Concentricities was first performed at the Gasteig in Munich on 10 November 2019 by Hans-Joachim Büsching, the solo clarinettist of the Beethoven Orchester Bonn, with Waterhouse as the cellist and Nino Gurevich as the pianist. The score was published by Schott Music.

A Süddeutsche Zeitung reviewer of a subsequent performance described the imagery of each movement as illustrating concentric, oscillating, circular, or spiralling movements or structures creating the common theme: in "Birds of Prey", a whirring start and then soaring circles; in "Cityscapes", the circular growth in the development of a city; in "Pagoda", a slightly grotesque approach; in "Oscillation", a picturesque way to illustrate when a stone falls into the water; and finally, in "Stone Circle", making prehistoric monumental stones audible.

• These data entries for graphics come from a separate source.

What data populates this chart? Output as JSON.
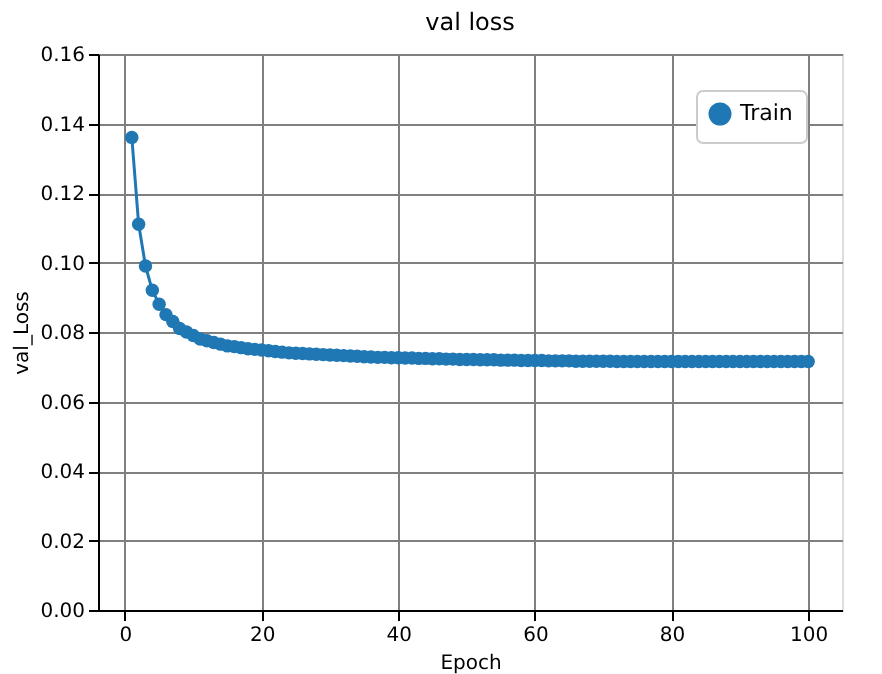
{
  "chart_data": {
    "type": "line",
    "title": "val loss",
    "xlabel": "Epoch",
    "ylabel": "val_Loss",
    "x": [
      1,
      2,
      3,
      4,
      5,
      6,
      7,
      8,
      9,
      10,
      11,
      12,
      13,
      14,
      15,
      16,
      17,
      18,
      19,
      20,
      21,
      22,
      23,
      24,
      25,
      26,
      27,
      28,
      29,
      30,
      31,
      32,
      33,
      34,
      35,
      36,
      37,
      38,
      39,
      40,
      41,
      42,
      43,
      44,
      45,
      46,
      47,
      48,
      49,
      50,
      51,
      52,
      53,
      54,
      55,
      56,
      57,
      58,
      59,
      60,
      61,
      62,
      63,
      64,
      65,
      66,
      67,
      68,
      69,
      70,
      71,
      72,
      73,
      74,
      75,
      76,
      77,
      78,
      79,
      80,
      81,
      82,
      83,
      84,
      85,
      86,
      87,
      88,
      89,
      90,
      91,
      92,
      93,
      94,
      95,
      96,
      97,
      98,
      99,
      100
    ],
    "series": [
      {
        "name": "Train",
        "color": "#1f77b4",
        "values": [
          0.136,
          0.111,
          0.099,
          0.092,
          0.088,
          0.085,
          0.083,
          0.081,
          0.08,
          0.079,
          0.078,
          0.0775,
          0.077,
          0.0765,
          0.076,
          0.0758,
          0.0755,
          0.0752,
          0.075,
          0.0748,
          0.0746,
          0.0744,
          0.0742,
          0.074,
          0.0739,
          0.0738,
          0.0737,
          0.0736,
          0.0735,
          0.0734,
          0.0733,
          0.0732,
          0.0731,
          0.073,
          0.0729,
          0.0728,
          0.0727,
          0.0727,
          0.0726,
          0.0726,
          0.0725,
          0.0725,
          0.0724,
          0.0724,
          0.0723,
          0.0723,
          0.0722,
          0.0722,
          0.0721,
          0.0721,
          0.0721,
          0.072,
          0.072,
          0.072,
          0.0719,
          0.0719,
          0.0719,
          0.0718,
          0.0718,
          0.0718,
          0.0718,
          0.0717,
          0.0717,
          0.0717,
          0.0717,
          0.0716,
          0.0716,
          0.0716,
          0.0716,
          0.0716,
          0.0716,
          0.0715,
          0.0715,
          0.0715,
          0.0715,
          0.0715,
          0.0715,
          0.0715,
          0.0715,
          0.0715,
          0.0715,
          0.0715,
          0.0715,
          0.0715,
          0.0715,
          0.0715,
          0.0715,
          0.0715,
          0.0715,
          0.0715,
          0.0715,
          0.0715,
          0.0715,
          0.0715,
          0.0715,
          0.0715,
          0.0715,
          0.0715,
          0.0715,
          0.0715
        ]
      }
    ],
    "xlim": [
      -3.95,
      104.95
    ],
    "xticks": [
      0,
      20,
      40,
      60,
      80,
      100
    ],
    "ylim": [
      0,
      0.16
    ],
    "yticks": [
      {
        "value": 0,
        "label": "0.00"
      },
      0.02,
      0.04,
      0.06,
      0.08,
      {
        "value": 0.1,
        "label": "0.10"
      },
      0.12,
      0.14,
      0.16
    ],
    "grid": true,
    "legend": "top right",
    "marker": "circle",
    "line_style": "solid"
  }
}
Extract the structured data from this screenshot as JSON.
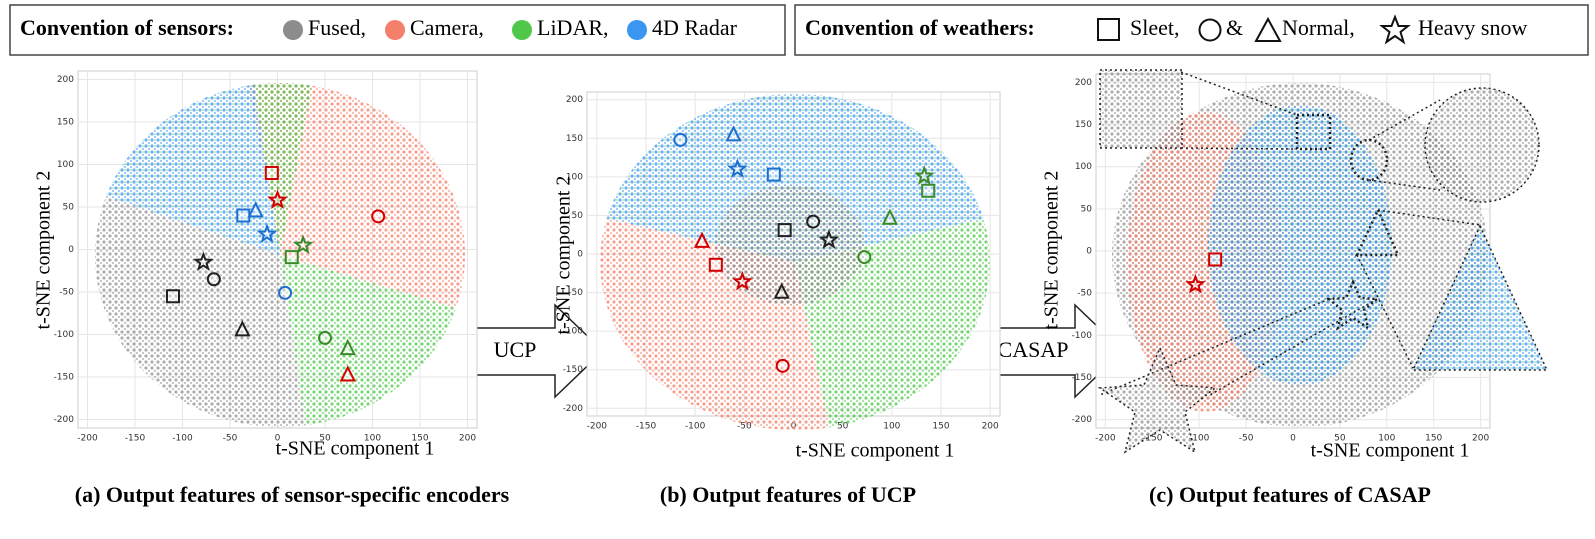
{
  "legends": {
    "sensors": {
      "title": "Convention of sensors:",
      "items": [
        {
          "label": "Fused,",
          "color": "#8c8c8c"
        },
        {
          "label": "Camera,",
          "color": "#f4806c"
        },
        {
          "label": "LiDAR,",
          "color": "#4fc84a"
        },
        {
          "label": "4D Radar",
          "color": "#3a96f0"
        }
      ]
    },
    "weathers": {
      "title": "Convention of weathers:",
      "items": [
        "Sleet,",
        "&",
        "Normal,",
        "Heavy snow"
      ]
    }
  },
  "arrows": [
    "UCP",
    "CASAP"
  ],
  "chart_data": [
    {
      "type": "scatter",
      "caption": "(a) Output features of sensor-specific encoders",
      "x_label": "t-SNE component 1",
      "y_label": "t-SNE component 2",
      "xlim": [
        -210,
        210
      ],
      "ylim": [
        -210,
        210
      ],
      "xticks": [
        -200,
        -150,
        -100,
        -50,
        0,
        50,
        100,
        150,
        200
      ],
      "yticks": [
        -200,
        -150,
        -100,
        -50,
        0,
        50,
        100,
        150,
        200
      ],
      "grid": true,
      "series": [
        {
          "color": "#222222",
          "x": [
            -110,
            -67,
            -37,
            -78
          ],
          "values": [
            -55,
            -35,
            -94,
            -15
          ],
          "markers": [
            "square",
            "circle",
            "triangle",
            "star"
          ]
        },
        {
          "color": "#d40000",
          "x": [
            -6,
            106,
            74,
            0
          ],
          "values": [
            90,
            39,
            -147,
            58
          ],
          "markers": [
            "square",
            "circle",
            "triangle",
            "star"
          ]
        },
        {
          "color": "#3a8a2a",
          "x": [
            15,
            50,
            74,
            27
          ],
          "values": [
            -9,
            -104,
            -116,
            5
          ],
          "markers": [
            "square",
            "circle",
            "triangle",
            "star"
          ]
        },
        {
          "color": "#1e6fd0",
          "x": [
            -36,
            8,
            -23,
            -11
          ],
          "values": [
            40,
            -51,
            46,
            18
          ],
          "markers": [
            "square",
            "circle",
            "triangle",
            "star"
          ]
        }
      ]
    },
    {
      "type": "scatter",
      "caption": "(b) Output features of UCP",
      "x_label": "t-SNE component 1",
      "y_label": "t-SNE component 2",
      "xlim": [
        -210,
        210
      ],
      "ylim": [
        -210,
        210
      ],
      "xticks": [
        -200,
        -150,
        -100,
        -50,
        0,
        50,
        100,
        150,
        200
      ],
      "yticks": [
        -200,
        -150,
        -100,
        -50,
        0,
        50,
        100,
        150,
        200
      ],
      "grid": true,
      "series": [
        {
          "color": "#222222",
          "x": [
            -9,
            20,
            -12,
            36
          ],
          "values": [
            31,
            42,
            -49,
            18
          ],
          "markers": [
            "square",
            "circle",
            "triangle",
            "star"
          ]
        },
        {
          "color": "#d40000",
          "x": [
            -79,
            -11,
            -93,
            -52
          ],
          "values": [
            -14,
            -145,
            17,
            -36
          ],
          "markers": [
            "square",
            "circle",
            "triangle",
            "star"
          ]
        },
        {
          "color": "#3a8a2a",
          "x": [
            137,
            72,
            98,
            133
          ],
          "values": [
            82,
            -4,
            47,
            101
          ],
          "markers": [
            "square",
            "circle",
            "triangle",
            "star"
          ]
        },
        {
          "color": "#1e6fd0",
          "x": [
            -20,
            -115,
            -61,
            -57
          ],
          "values": [
            103,
            148,
            155,
            110
          ],
          "markers": [
            "square",
            "circle",
            "triangle",
            "star"
          ]
        }
      ]
    },
    {
      "type": "scatter",
      "caption": "(c) Output features of CASAP",
      "x_label": "t-SNE component 1",
      "y_label": "t-SNE component 2",
      "xlim": [
        -210,
        210
      ],
      "ylim": [
        -210,
        210
      ],
      "xticks": [
        -200,
        -150,
        -100,
        -50,
        0,
        50,
        100,
        150,
        200
      ],
      "yticks": [
        -200,
        -150,
        -100,
        -50,
        0,
        50,
        100,
        150,
        200
      ],
      "grid": true,
      "series": [
        {
          "color": "#d40000",
          "x": [
            -83,
            -104
          ],
          "values": [
            -10,
            -40
          ],
          "markers": [
            "square",
            "star"
          ]
        }
      ]
    }
  ]
}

A performance in the town hall of Gilching combined Concentricities with music by Gustav Mahler, Mark-Anthony Turnage, and the world premiere of Waterhouse's string quartet Alchymic Quartet. A day later, the piece was featured in a concert on the occasion of his 60th birthday at the Allerheiligen-Hofkirche in Munich, with Hans-Joachim Mohrmann, (Note: Hans-Joachim Büsching adopted the surname Mohrmann upon marriage.) and pianist Anna Karapetyan.